The arrival of the butterflies in the forests between the states of Mexico and Michoacan is a true natural wonder. Here they hibernate from mid-November to mid-February, when they begin the journey back. However, the Methuselah generation cannot make the return journey on its own, eventually dying on the way. In another incredible twist to the journey, a succession of normal generations take over the flight, gradually making their way north. The individuals that return to the original breeding grounds have never been there themselves, with a sense of orientation thought to be passed on genetically from the great, great grandparents that first set out on the migratory trip. Wow.
By Alex Prior
This week we’re looking at some of the most incredible mass migrations in the natural world. With so many amazing journeys to choose from, deciding which ones to explore was far from easy.
Kicking things off today with the marine world, be sure to stay tuned this week to learn more about some of the most iconic and awe-inspiring voyages undertaken by land and air.

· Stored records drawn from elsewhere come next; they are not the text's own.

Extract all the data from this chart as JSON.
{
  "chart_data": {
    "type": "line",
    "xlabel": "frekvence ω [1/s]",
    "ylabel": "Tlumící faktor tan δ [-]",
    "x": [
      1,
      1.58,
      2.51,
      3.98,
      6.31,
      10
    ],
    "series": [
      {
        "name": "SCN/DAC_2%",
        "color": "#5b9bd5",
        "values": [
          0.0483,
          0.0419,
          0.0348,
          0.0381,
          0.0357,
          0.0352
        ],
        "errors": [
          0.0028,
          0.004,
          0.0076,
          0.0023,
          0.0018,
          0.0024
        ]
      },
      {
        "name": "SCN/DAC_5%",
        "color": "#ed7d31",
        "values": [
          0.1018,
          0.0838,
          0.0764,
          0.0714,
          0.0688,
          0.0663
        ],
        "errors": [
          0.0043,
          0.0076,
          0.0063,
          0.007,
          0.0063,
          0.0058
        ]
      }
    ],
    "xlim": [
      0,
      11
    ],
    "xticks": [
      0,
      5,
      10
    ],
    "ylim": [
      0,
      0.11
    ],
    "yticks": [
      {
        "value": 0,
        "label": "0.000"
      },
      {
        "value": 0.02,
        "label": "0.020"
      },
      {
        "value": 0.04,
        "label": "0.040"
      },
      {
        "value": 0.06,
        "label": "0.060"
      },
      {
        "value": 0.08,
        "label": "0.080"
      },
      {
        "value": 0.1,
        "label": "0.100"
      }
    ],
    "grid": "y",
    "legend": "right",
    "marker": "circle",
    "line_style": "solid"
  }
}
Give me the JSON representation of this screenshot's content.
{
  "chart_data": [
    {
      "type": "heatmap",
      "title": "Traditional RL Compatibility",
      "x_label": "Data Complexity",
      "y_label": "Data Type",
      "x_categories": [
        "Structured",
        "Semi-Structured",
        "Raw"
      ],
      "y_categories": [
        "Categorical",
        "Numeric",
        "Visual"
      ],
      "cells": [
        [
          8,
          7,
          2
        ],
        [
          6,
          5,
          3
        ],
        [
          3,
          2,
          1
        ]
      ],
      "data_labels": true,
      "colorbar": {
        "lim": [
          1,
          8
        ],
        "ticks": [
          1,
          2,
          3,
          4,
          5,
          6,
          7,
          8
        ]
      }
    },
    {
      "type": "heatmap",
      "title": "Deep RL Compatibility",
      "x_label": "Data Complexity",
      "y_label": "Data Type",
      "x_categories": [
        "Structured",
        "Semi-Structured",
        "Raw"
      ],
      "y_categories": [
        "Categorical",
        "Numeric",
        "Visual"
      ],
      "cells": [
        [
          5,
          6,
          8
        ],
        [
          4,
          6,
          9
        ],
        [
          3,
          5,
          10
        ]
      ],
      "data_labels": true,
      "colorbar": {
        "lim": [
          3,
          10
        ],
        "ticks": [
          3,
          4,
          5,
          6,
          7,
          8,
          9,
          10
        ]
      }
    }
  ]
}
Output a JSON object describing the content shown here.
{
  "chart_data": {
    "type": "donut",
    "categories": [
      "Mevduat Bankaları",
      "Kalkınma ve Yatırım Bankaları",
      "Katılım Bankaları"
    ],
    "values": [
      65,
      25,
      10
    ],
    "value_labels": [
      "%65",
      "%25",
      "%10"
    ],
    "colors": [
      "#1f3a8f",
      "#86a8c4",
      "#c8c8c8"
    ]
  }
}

Pacific Salmon Run – North America and Canada
All five species of Pacific salmon migrate between freshwater and saltwater during their life cycle. Having made the journey from the freshwater streams in which they are born to the sea, they then return to these freshwater sites to lay their own eggs. Different ‘runs’ exist within the different species of Pacific salmon, with the Adams River sockeye run being one of the most famous. During their strenuous and lengthy spawning mission, the salmon face many different dangers, such as starvation (they do not feed once they leave their saltwater habitat) and hunting by humans, bears, otters and eagles. Man-made dams are increasingly posing a problem to the salmon. As if this was not enough to contend with, the salmon then fight one-another once they arrive at the breeding grounds.
Sardine Run – Southern Africa
This annual extravaganza is one of nature’s most impressive spectacles. The ‘run’ begins in the cool waters south of the African continent, where large shoals of sardines form before moving north into the warmer waters of the Indian Ocean. This mass migration of hundreds of millions of sardines is brought about by the movement of their main food source, plankton. As a cold-water current moves to the north, the sardines have no choice but to follow. This in turn attracts a vast array of predators to the area such as dolphins, sharks, sea birds and the immense Bryde’s whale, creating what has been dubbed ‘the greatest shoal on Earth’. The BBC’s incredible footage of the phenomenon is a truly amazing watch.